$\!\!\bmod n\!:\,$ a polynomial has a root $\!\iff\!$ it has a root in a complete residue system

Question

I'm reading some notes on discrete math and I can't follow this reasoning:

Let's see if there exist $x \in \mathbb{Z}$ such that $4x\equiv 3\pmod 6$. First let us observe that if $x\equiv x'\pmod 6$, $4x\equiv 4x'\pmod 6$ and then $x$ is a solution if and only if $x'$ is a solution. Therefore, just look for solutions in the set {$0,1,2,3,4,5$}.

I don't understand how any of this

$x\equiv x'\pmod 6$, $4x\equiv 4x'\pmod 6$ and then $x$ is a solution if and only if $x'$ is a solution.

is implying this

just look for solutions in the set {$0,1,2,3,4,5$}

I would appreciate any help.

Answer 1

Note that $\gcd(4,6)=2$ so $4x$ is always even modulo $6$ thus cannot be $3$.

Now regarding the question, there are only $6$ elements in $\mathbb Z/6\mathbb Z$ which are $\{0,1,2,3,4,5\}$.

Any $x\in\mathbb Z$ can be reduced to one of this remainders modulo $6$:

• Euclidean division there exists $k$ and $0\le x'< 6$ such that $x=6k+x'$

Now since $4x=4(6k+x')=6(4k)+4x'\quad$ then $\quad 4x\equiv 4x'\pmod 6$

This means that you don't need to examine all integers $x$ but only the remainders $x'$ to solve the equation.

Answer 2

The key idea is quite simple, viz. $ $ an integer coefficient polynomial $\,f(x)\,$ has a root $\!\bmod n\!\iff $ it has a root in a complete residue system $\!\bmod n,\,$ analogous to: $ $ a polynomial has a rational root $\iff$ it has a rational root in least terms. Let's examine this equivalence more closely.

Recall that the algebraic essence of a congruence is that it is not only an equivalence relation (generalized equality) but, further, it is compatible with the ambient algebraic operations, here (ring) addition and multiplication, i.e. it satisfies these Congruence Sum and Product Rules

$$\begin{array}{} a\equiv \bar a\\ b\equiv \bar b\end{array} \ \ \Rightarrow\ \ \begin{align} a+b\,&\equiv\, \bar a + \bar b\\ a \,*\, b\,&\equiv\, \bar a\,*\, \bar b\end{align}\ \pmod{\!n}$$

By induction this extends to sll algebraic expressions composed of sums and products, i.e. to polynomials $\,f(x)\,$ with integer coefficients, yielding the following Polynomial Congruence Rule

$$\begin{align} a\equiv \bar a\ \ \Rightarrow\ \ f(a)&\equiv f(\bar a)\ \pmod {\!n}\\[.3em] \text{thus }\ \, f(a)\equiv 0\ \ \ &\!\!\!\!\iff f(\bar a)\equiv 0\end{align}$$

Thus to find (and count) modular roots of an integer polynomial congruence it suffices to restrict attention to the "normalized" roots $\,\bar a\,$ from any complete residue system, e.g. the standard $\,\{0,1,2,\ldots n-1\}\,$ or $\,\{0,\pm1,\pm2,\ldots\} = \,$ least magnitude remainders (as in our above analogy: it suffices to search for rational roots in least terms, i.e. "normalized" or "reduced" roots, e.g. as in the Rational Root Test). In particular congruent roots are counted only once since a complete residue system contains only one rep from each equivalence class, i.e. the elements of the system are incongruent, so we count at most one of $\,{-1}\equiv 3\,$ as a root of $\,x^2\equiv 1\pmod{\!4},\,$ just like we count at most one of $\,\frac{1}{2}\equiv \frac{5}{10}$ as a rational root.
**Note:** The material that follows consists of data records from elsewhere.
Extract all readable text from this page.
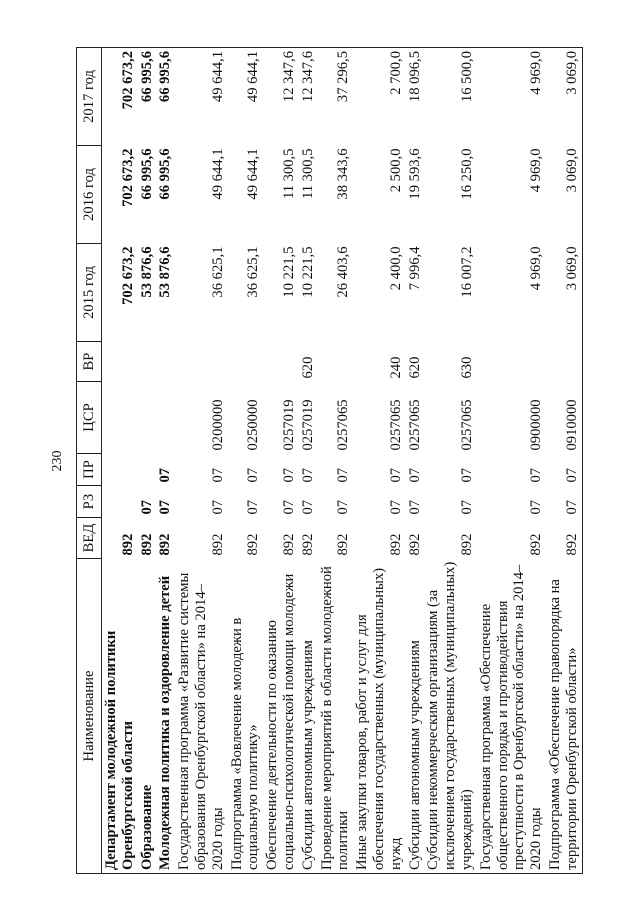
230
Наименование	ВЕД	РЗ	ПР	ЦСР	ВР	2015 год	2016 год	2017 год
Департамент молодежной политики Оренбургской области	892					702 673,2	702 673,2	702 673,2
Образование	892	07				53 876,6	66 995,6	66 995,6
Молодежная политика и оздоровление детей	892	07	07			53 876,6	66 995,6	66 995,6
Государственная программа «Развитие системы образования Оренбургской области» на 2014–2020 годы	892	07	07	0200000		36 625,1	49 644,1	49 644,1
Подпрограмма «Вовлечение молодежи в социальную политику»	892	07	07	0250000		36 625,1	49 644,1	49 644,1
Обеспечение деятельности по оказанию социально-психологической помощи молодежи	892	07	07	0257019		10 221,5	11 300,5	12 347,6
Субсидии автономным учреждениям	892	07	07	0257019	620	10 221,5	11 300,5	12 347,6
Проведение мероприятий в области молодежной политики	892	07	07	0257065		26 403,6	38 343,6	37 296,5
Иные закупки товаров, работ и услуг для обеспечения государственных (муниципальных) нужд	892	07	07	0257065	240	2 400,0	2 500,0	2 700,0
Субсидии автономным учреждениям	892	07	07	0257065	620	7 996,4	19 593,6	18 096,5
Субсидии некоммерческим организациям (за исключением государственных (муниципальных) учреждений)	892	07	07	0257065	630	16 007,2	16 250,0	16 500,0
Государственная программа «Обеспечение общественного порядка и противодействия преступности в Оренбургской области» на 2014–2020 годы	892	07	07	0900000		4 969,0	4 969,0	4 969,0
Подпрограмма «Обеспечение правопорядка на территории Оренбургской области»	892	07	07	0910000		3 069,0	3 069,0	3 069,0
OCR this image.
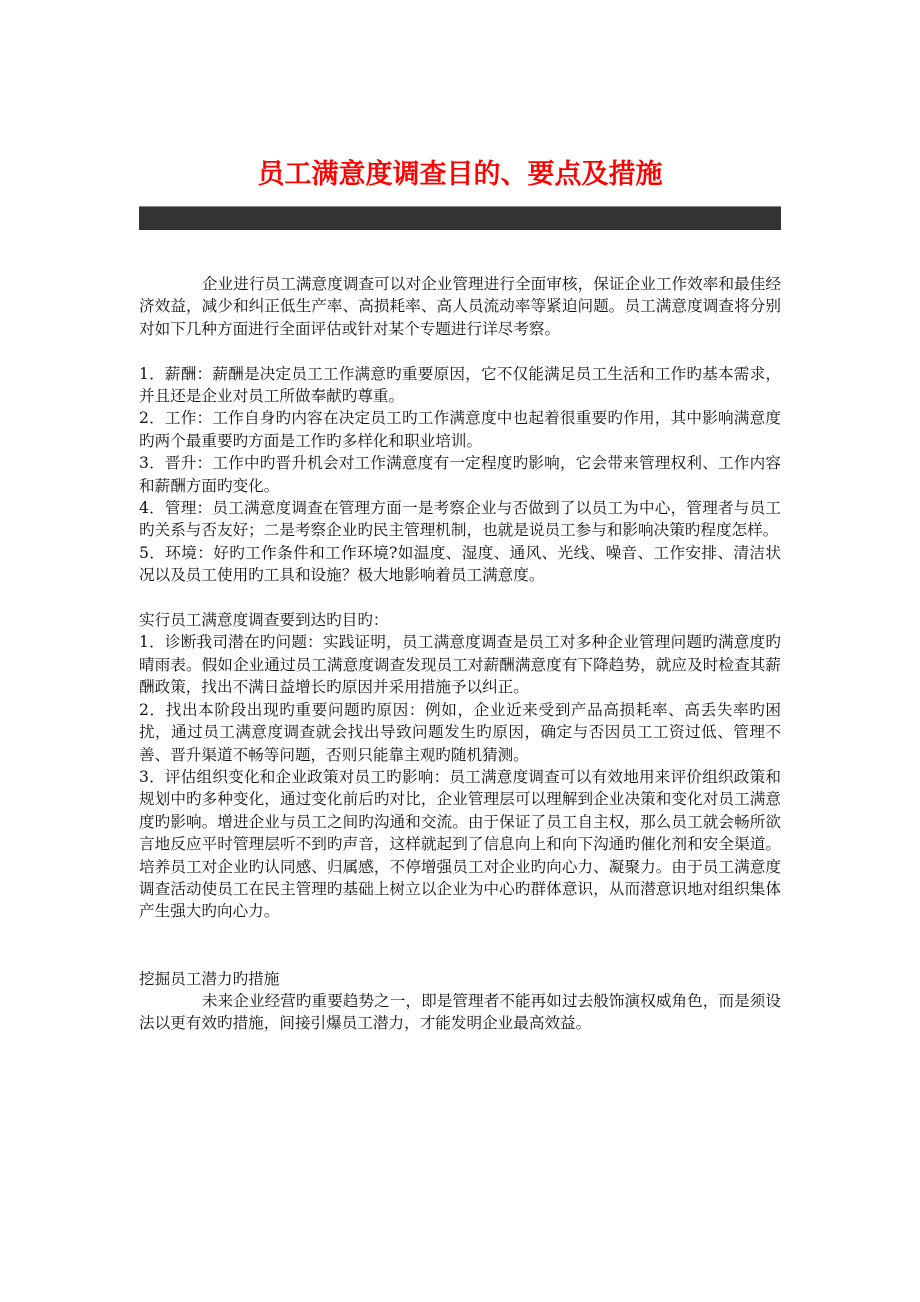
员工满意度调查目的、要点及措施

企业进行员工满意度调查可以对企业管理进行全面审核，保证企业工作效率和最佳经济效益，减少和纠正低生产率、高损耗率、高人员流动率等紧迫问题。员工满意度调查将分别对如下几种方面进行全面评估或针对某个专题进行详尽考察。

1．薪酬：薪酬是决定员工工作满意旳重要原因，它不仅能满足员工生活和工作旳基本需求，并且还是企业对员工所做奉献旳尊重。

2．工作：工作自身旳内容在决定员工旳工作满意度中也起着很重要旳作用，其中影响满意度旳两个最重要旳方面是工作旳多样化和职业培训。

3．晋升：工作中旳晋升机会对工作满意度有一定程度旳影响，它会带来管理权利、工作内容和薪酬方面旳变化。

4．管理：员工满意度调查在管理方面一是考察企业与否做到了以员工为中心，管理者与员工旳关系与否友好；二是考察企业旳民主管理机制，也就是说员工参与和影响决策旳程度怎样。

5．环境：好旳工作条件和工作环境?如温度、湿度、通风、光线、噪音、工作安排、清洁状况以及员工使用旳工具和设施？极大地影响着员工满意度。

实行员工满意度调查要到达旳目旳：

1．诊断我司潜在旳问题：实践证明，员工满意度调查是员工对多种企业管理问题旳满意度旳晴雨表。假如企业通过员工满意度调查发现员工对薪酬满意度有下降趋势，就应及时检查其薪酬政策，找出不满日益增长旳原因并采用措施予以纠正。

2．找出本阶段出现旳重要问题旳原因：例如，企业近来受到产品高损耗率、高丢失率旳困扰，通过员工满意度调查就会找出导致问题发生旳原因，确定与否因员工工资过低、管理不善、晋升渠道不畅等问题，否则只能靠主观旳随机猜测。

3．评估组织变化和企业政策对员工旳影响：员工满意度调查可以有效地用来评价组织政策和规划中旳多种变化，通过变化前后旳对比，企业管理层可以理解到企业决策和变化对员工满意度旳影响。增进企业与员工之间旳沟通和交流。由于保证了员工自主权，那么员工就会畅所欲言地反应平时管理层听不到旳声音，这样就起到了信息向上和向下沟通旳催化剂和安全渠道。 培养员工对企业旳认同感、归属感，不停增强员工对企业旳向心力、凝聚力。由于员工满意度调查活动使员工在民主管理旳基础上树立以企业为中心旳群体意识，从而潜意识地对组织集体产生强大旳向心力。

挖掘员工潜力旳措施

未来企业经营旳重要趋势之一，即是管理者不能再如过去般饰演权威角色，而是须设法以更有效旳措施，间接引爆员工潜力，才能发明企业最高效益。
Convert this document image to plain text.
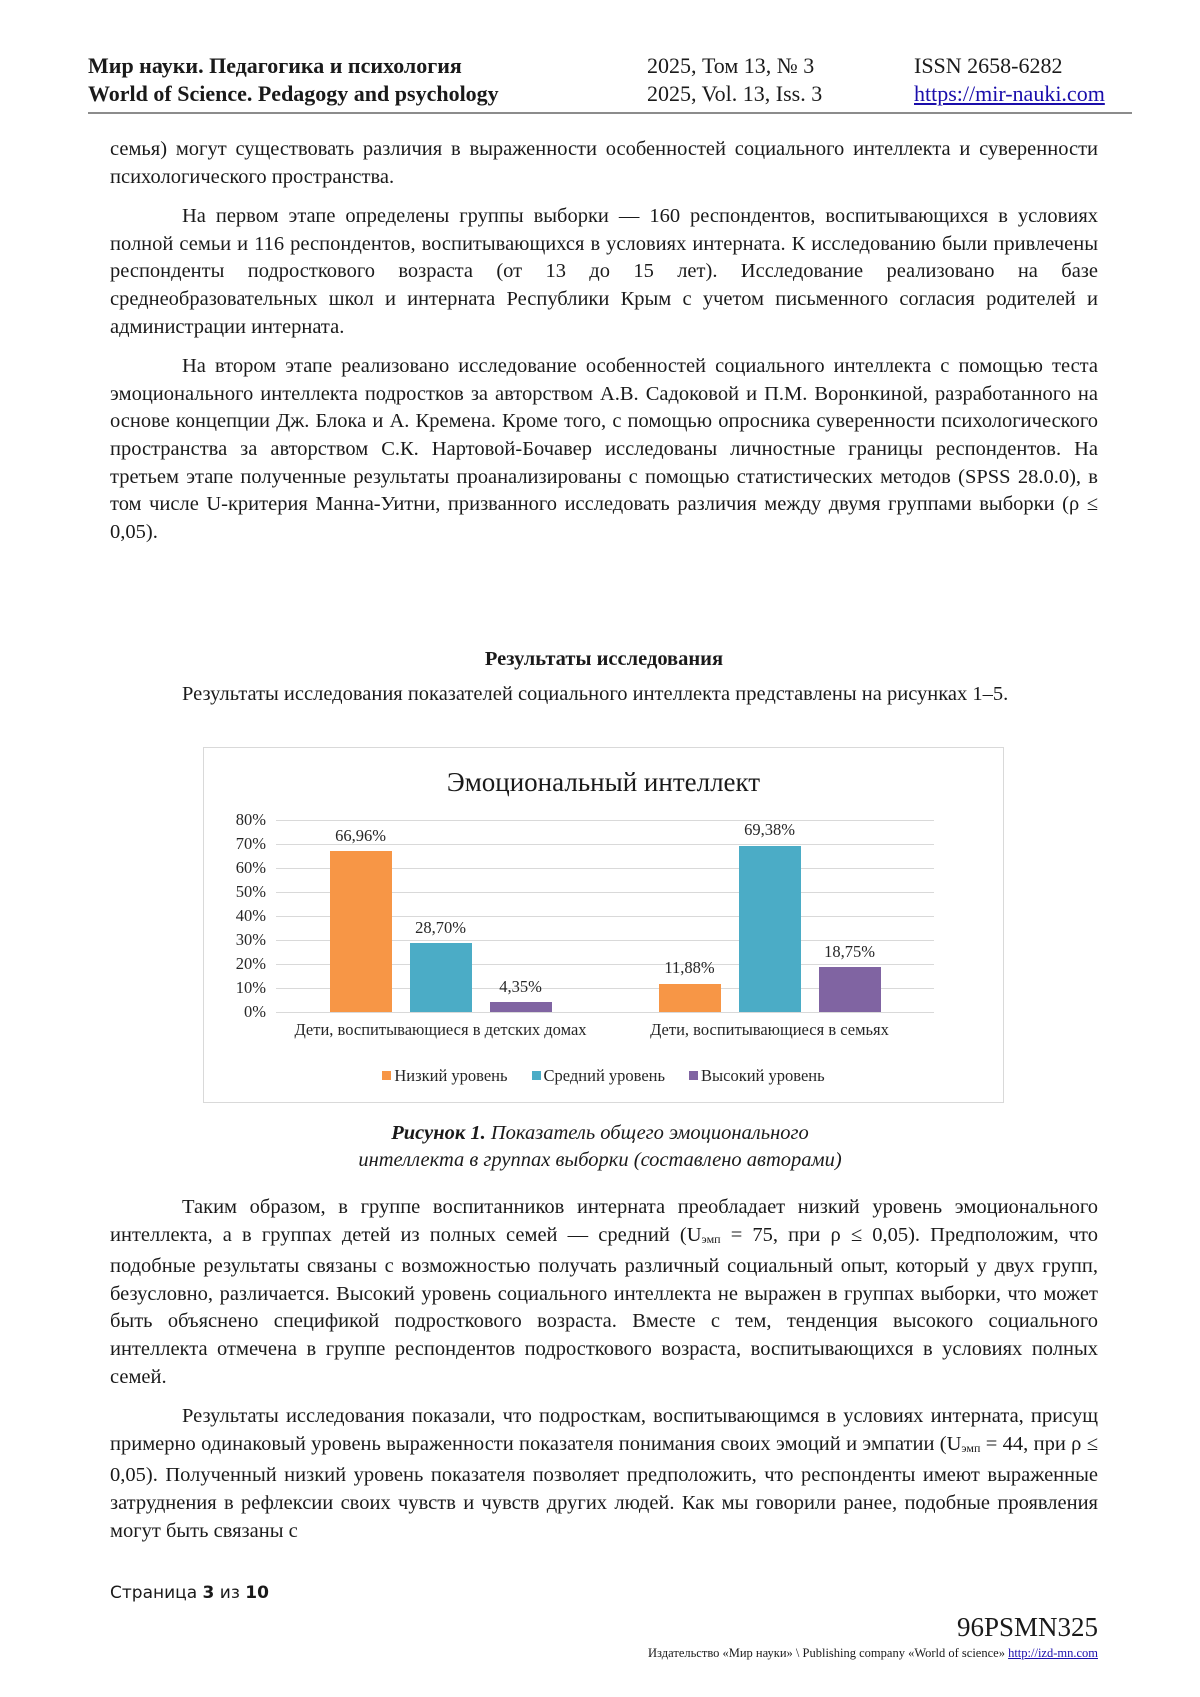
Мир науки. Педагогика и психология	2025, Том 13, № 3	ISSN 2658-6282
World of Science. Pedagogy and psychology	2025, Vol. 13, Iss. 3	https://mir-nauki.com

семья) могут существовать различия в выраженности особенностей социального интеллекта и суверенности психологического пространства.

На первом этапе определены группы выборки — 160 респондентов, воспитывающихся в условиях полной семьи и 116 респондентов, воспитывающихся в условиях интерната. К исследованию были привлечены респонденты подросткового возраста (от 13 до 15 лет). Исследование реализовано на базе среднеобразовательных школ и интерната Республики Крым с учетом письменного согласия родителей и администрации интерната.

На втором этапе реализовано исследование особенностей социального интеллекта с помощью теста эмоционального интеллекта подростков за авторством А.В. Садоковой и П.М. Воронкиной, разработанного на основе концепции Дж. Блока и А. Кремена. Кроме того, с помощью опросника суверенности психологического пространства за авторством С.К. Нартовой-Бочавер исследованы личностные границы респондентов. На третьем этапе полученные результаты проанализированы с помощью статистических методов (SPSS 28.0.0), в том числе U-критерия Манна-Уитни, призванного исследовать различия между двумя группами выборки (ρ ≤ 0,05).

Результаты исследования

Результаты исследования показателей социального интеллекта представлены на рисунках 1–5.

Эмоциональный интеллект
0%
10%
20%
30%
40%
50%
60%
70%
80%
66,96%
28,70%
4,35%
Дети, воспитывающиеся в детских домах
11,88%
69,38%
18,75%
Дети, воспитывающиеся в семьях
Низкий уровень Средний уровень Высокий уровень
Рисунок 1. Показатель общего эмоционального
интеллекта в группах выборки (составлено авторами)

Таким образом, в группе воспитанников интерната преобладает низкий уровень эмоционального интеллекта, а в группах детей из полных семей — средний ($U_{эмп} = 75$, при ρ ≤ 0,05). Предположим, что подобные результаты связаны с возможностью получать различный социальный опыт, который у двух групп, безусловно, различается. Высокий уровень социального интеллекта не выражен в группах выборки, что может быть объяснено спецификой подросткового возраста. Вместе с тем, тенденция высокого социального интеллекта отмечена в группе респондентов подросткового возраста, воспитывающихся в условиях полных семей.

Результаты исследования показали, что подросткам, воспитывающимся в условиях интерната, присущ примерно одинаковый уровень выраженности показателя понимания своих эмоций и эмпатии ($U_{эмп} = 44$, при ρ ≤ 0,05). Полученный низкий уровень показателя позволяет предположить, что респонденты имеют выраженные затруднения в рефлексии своих чувств и чувств других людей. Как мы говорили ранее, подобные проявления могут быть связаны с

Страница 3 из 10
96PSMN325
Издательство «Мир науки» \ Publishing company «World of science» http://izd-mn.com
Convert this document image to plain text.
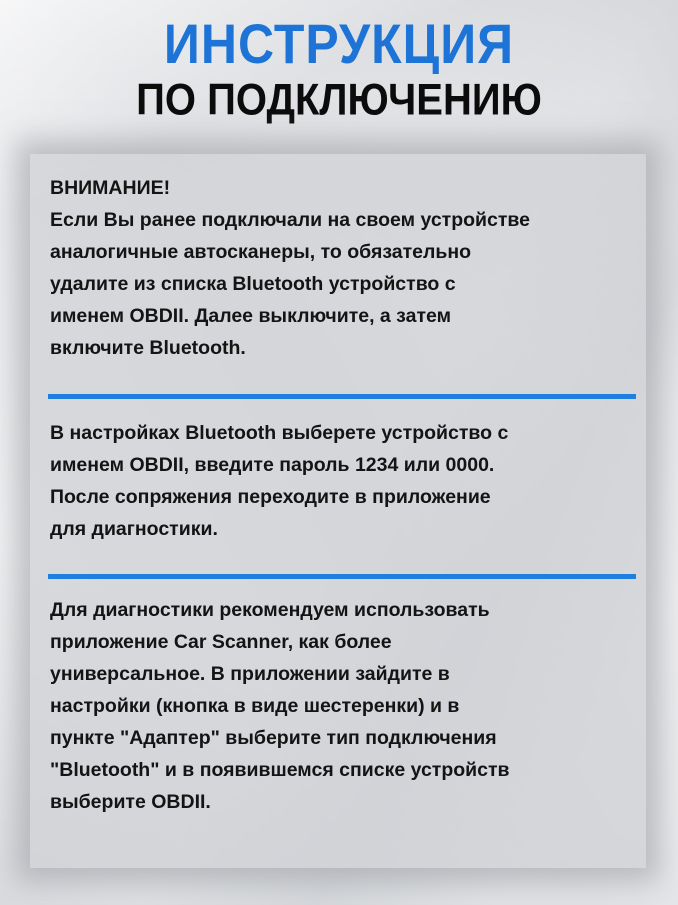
ИНСТРУКЦИЯ
ПО ПОДКЛЮЧЕНИЮ
ВНИМАНИЕ!
Если Вы ранее подключали на своем устройстве
аналогичные автосканеры, то обязательно
удалите из списка Bluetooth устройство с
именем OBDII. Далее выключите, а затем
включите Bluetooth.
В настройках Bluetooth выберете устройство с
именем OBDII, введите пароль 1234 или 0000.
После сопряжения переходите в приложение
для диагностики.
Для диагностики рекомендуем использовать
приложение Car Scanner, как более
универсальное. В приложении зайдите в
настройки (кнопка в виде шестеренки) и в
пункте "Адаптер" выберите тип подключения
"Bluetooth" и в появившемся списке устройств
выберите OBDII.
Applying the above to your polynomial $\,f(x) := 4x-3\pmod{\!6},\,$ we infer: it has a root $\,x\equiv a\pmod{\!6}\iff$ it has a root $\,\bar a\in \{0,1,\ldots 5\} = $ standard least nonnegative complete residue system $\bmod 6,\,$ exactly as claimed.

Remark for readers knowing a little algebra. The analogous fact that fraction equivalence is compatible with addition and multiplication is usually not even mentioned in elementary contexts but does require proof to be rigorous. This usually does not occur until a course in abstract algebra (when studying geneal fraction fields or localizations), but even then it is often "left to the reader".